Zweieinhalb Stunden Unplugged-Intimität in der Arena
Gut gelaunt, nahbar und in absoluter Bestform bescherte Westernhagen seinen Fans einen rundum gelungenen Abend. Begleitet von seiner exzellenten Band präsentierte er ein zweieinhalbstündiges Unplugged-Programm, das die riesige Festhalle in ein fast schon intimes Wohnzimmer verwandelte. Es gelang ihm und seinen Musikern mühelos, eine fantastische Wohlfühlatmosphäre aufzubauen und die Energie über die gesamte Distanz hochzuhalten. Der Alltag musste draußen bleiben, während im Inneren gefeiert und genossen wurde.
Die Songauswahl bot einen umfassenden Querschnitt durch seine lange Karriere. Während Klassiker wie „Alkohol“ und „Dicke“ längst aus dem Programm gestrichen sind, blieben kaum Wünsche offen. Die verbliebene Setlist glich einem Hit-Feuerwerk: Nummern wie „Lass uns leben“ oder das nostalgische „Mit 18“ rissen die Zuschauer augenblicklich von den Sitzen, sodass an ein ruhiges Verweilen in den Stuhlreihen kaum zu denken war.
Bewegende Momente und ein stimmiger Abschied
Besondere emotionale Akzente setzte der Musiker bei den Zugaben. Zum Auftakt zollte Westernhagen einem im selben Jahr verstorbenen Ausnahmekünstler Tribut, indem er David Bowies Hymne „Heroes“ in einer eindrucksvollen deutschen Fassung interpretierte.

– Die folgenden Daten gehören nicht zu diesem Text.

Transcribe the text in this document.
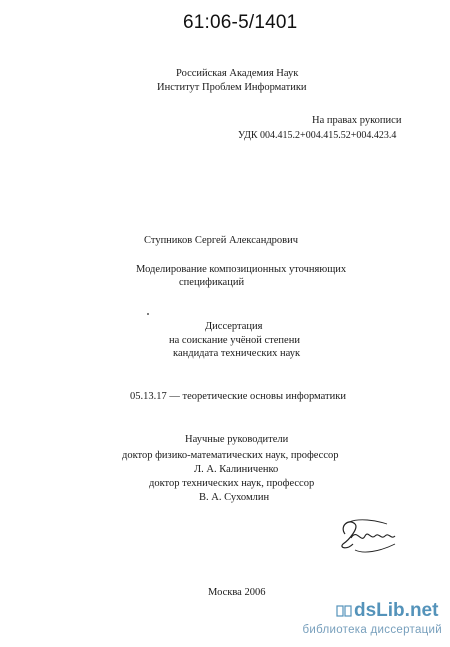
61:06-5/1401
Российская Академия Наук
Институт Проблем Информатики
На правах рукописи
УДК 004.415.2+004.415.52+004.423.4
Ступников Сергей Александрович
Моделирование композиционных уточняющих
спецификаций
Диссертация
на соискание учёной степени
кандидата технических наук
05.13.17 — теоретические основы информатики
Научные руководители
доктор физико-математических наук, профессор
Л. А. Калиниченко
доктор технических наук, профессор
В. А. Сухомлин
Москва 2006
dsLib.net
библиотека диссертаций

Wie es sich für einen echten Westernhagen-Abend gehört, schloss der Kreis schließlich beim ultimativen Klassiker: Mit „Freiheit“ sang sich das Publikum im vielstimmigen Chor in den späten Abend. An diesem Mittwochabend stimmte in der Festhalle Frankfurt schlichtweg alles – eine gelungene Revanche, die noch lange positiv nachhallen wird.